宅建 平成20年度(2008年)問50 宅建業法 の解説
問題
建築物の構造に関する次の記述のうち、誤っているものはどれか。
- 建築物の高さが60mを超える場合、必ずその構造方法について国土交通大臣の認定を受けなければならない。
- 階数が2以上又は延べ面積が50㎡を超える木造の建築物においては、必ず構造計算を行わなければならない。
- 建築物に異なる構造方法による基礎を併用した場合は、構造計算によって構造耐力上安全であることを確かめなければならない。
- 高さが20m以下の鉄筋コンクリート造の建築物の構造方法を国土交通大臣の認定を受けたプログラムによってその安全性を確認した場合、必ず構造計算適合性判定が必要となる。
正解
正解は選択肢 2 です。
解説
正解は選択肢2です。
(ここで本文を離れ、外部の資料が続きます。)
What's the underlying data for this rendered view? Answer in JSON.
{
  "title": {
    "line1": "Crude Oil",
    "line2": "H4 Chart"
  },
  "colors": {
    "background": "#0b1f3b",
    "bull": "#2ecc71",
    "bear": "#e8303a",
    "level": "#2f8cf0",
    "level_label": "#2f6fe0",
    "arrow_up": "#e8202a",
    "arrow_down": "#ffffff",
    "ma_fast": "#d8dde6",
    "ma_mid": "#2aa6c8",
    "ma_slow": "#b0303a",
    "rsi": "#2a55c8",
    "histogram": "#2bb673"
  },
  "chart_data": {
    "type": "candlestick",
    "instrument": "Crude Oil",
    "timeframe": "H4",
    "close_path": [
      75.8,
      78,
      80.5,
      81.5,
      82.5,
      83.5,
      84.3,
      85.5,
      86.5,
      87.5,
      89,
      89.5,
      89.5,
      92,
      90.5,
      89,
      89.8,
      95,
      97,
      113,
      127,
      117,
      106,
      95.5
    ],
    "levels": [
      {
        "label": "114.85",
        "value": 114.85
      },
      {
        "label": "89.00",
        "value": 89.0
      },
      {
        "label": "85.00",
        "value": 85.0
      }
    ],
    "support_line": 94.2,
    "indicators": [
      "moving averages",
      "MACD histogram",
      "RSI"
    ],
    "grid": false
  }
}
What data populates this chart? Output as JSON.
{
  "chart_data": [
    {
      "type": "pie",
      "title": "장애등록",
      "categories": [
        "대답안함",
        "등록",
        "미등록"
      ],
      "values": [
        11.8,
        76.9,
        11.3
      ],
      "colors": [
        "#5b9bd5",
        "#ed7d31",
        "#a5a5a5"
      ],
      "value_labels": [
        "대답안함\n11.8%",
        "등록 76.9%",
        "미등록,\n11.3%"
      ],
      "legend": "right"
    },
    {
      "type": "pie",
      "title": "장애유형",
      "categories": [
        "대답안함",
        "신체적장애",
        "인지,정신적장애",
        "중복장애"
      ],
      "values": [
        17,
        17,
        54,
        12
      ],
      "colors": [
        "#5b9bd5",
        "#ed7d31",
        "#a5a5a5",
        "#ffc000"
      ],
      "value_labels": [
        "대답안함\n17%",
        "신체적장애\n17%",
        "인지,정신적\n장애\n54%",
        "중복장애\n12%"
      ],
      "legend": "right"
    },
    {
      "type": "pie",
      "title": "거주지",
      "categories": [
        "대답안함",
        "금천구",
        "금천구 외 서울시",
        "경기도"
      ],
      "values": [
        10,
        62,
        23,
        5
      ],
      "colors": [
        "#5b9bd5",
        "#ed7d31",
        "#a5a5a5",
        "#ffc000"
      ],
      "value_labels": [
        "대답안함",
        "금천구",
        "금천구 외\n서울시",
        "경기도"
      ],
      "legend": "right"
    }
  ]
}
木造建築物において構造計算が義務付けられるのは、建築基準法第20条第2号イに定められた一定規模以上のものに限られます。したがって、「階数が2以上又は延べ面積が50㎡を超える木造の建築物においては、必ず構造計算を行わなければならない」という記述は、義務の範囲を広げすぎているため誤りとなります。
建築物の構造に関する規定は、主に建築基準法第20条(構造耐力)に定められています。この条文は、建築物の規模や構造種別に応じて、どのような構造安全性の確認方法が必要かを規定しています。また、構造計算適合性判定については建築基準法第6条の3、基礎の併用については建築基準法施行令第38条が根拠となります。これらの条文は、建築物の安全性を確保するための重要なルールであり、試験でも頻出です。
【選択肢1】正。建築基準法第20条第1号に規定されています。高さが60mを超える建築物(いわゆる超高層建築物)は、その構造が極めて特殊であり、一般的な構造計算基準では安全性を十分に確認できないため、個別に国土交通大臣の認定を受けた構造方法等によらなければならないとされています。これは、大規模な災害時にも建築物の安全性を確保するための重要な規定です。 【選択肢2】誤。建築基準法第20条第2号イに、木造建築物で構造計算が必要な規模が具体的に定められています。それは「高さが13mを超えるもの」「軒の高さが9mを超えるもの」「階数が3以上のもの」「延べ面積が500㎡を超えるもの」のいずれかに該当する場合です。したがって、階数が2以上で延べ面積が50㎡を超える木造建築物であっても、上記の基準に該当しない場合は、構造計算は義務付けられず、建築基準法施行令第3章に定める構造方法に関する基準(仕様規定)に適合すればよいとされています。例えば、一般的な2階建ての木造住宅(高さ13m以下、軒の高さ9m以下、延べ面積500㎡以下)は、構造計算が不要な場合が多いです。「必ず」という断定的な表現が誤りであると判断できます。 【選択肢3】正。建築基準法施行令第38条第1項に規定されています。建築物の基礎には、独立基礎、布基礎、べた基礎など様々な種類がありますが、これら異なる構造方法の基礎を同じ建築物で併用すると、地盤の状況や荷重の伝わり方の違いにより、不同沈下(建物の一部だけが沈下すること)などのリスクが高まります。そのため、構造計算によって、建築物全体として構造耐力上安全であることを確かめることが義務付けられています。 【選択肢4】正。建築基準法第6条の3第1項第2号に規定されています。構造計算適合性判定は、特定の建築物や特定の構造計算方法を用いた場合に、その構造計算が適切に行われているかを専門家がチェックする制度です。国土交通大臣の認定を受けたプログラムによる構造計算は、通常の構造計算とは異なる高度な計算手法を用いるため、その計算結果の信頼性を確保するために、建築物の規模(高さ20m以下かどうか)に関わらず、必ず構造計算適合性判定を受ける必要があります。これは、高度な技術を用いた場合の安全性を二重に確認するための重要なプロセスです。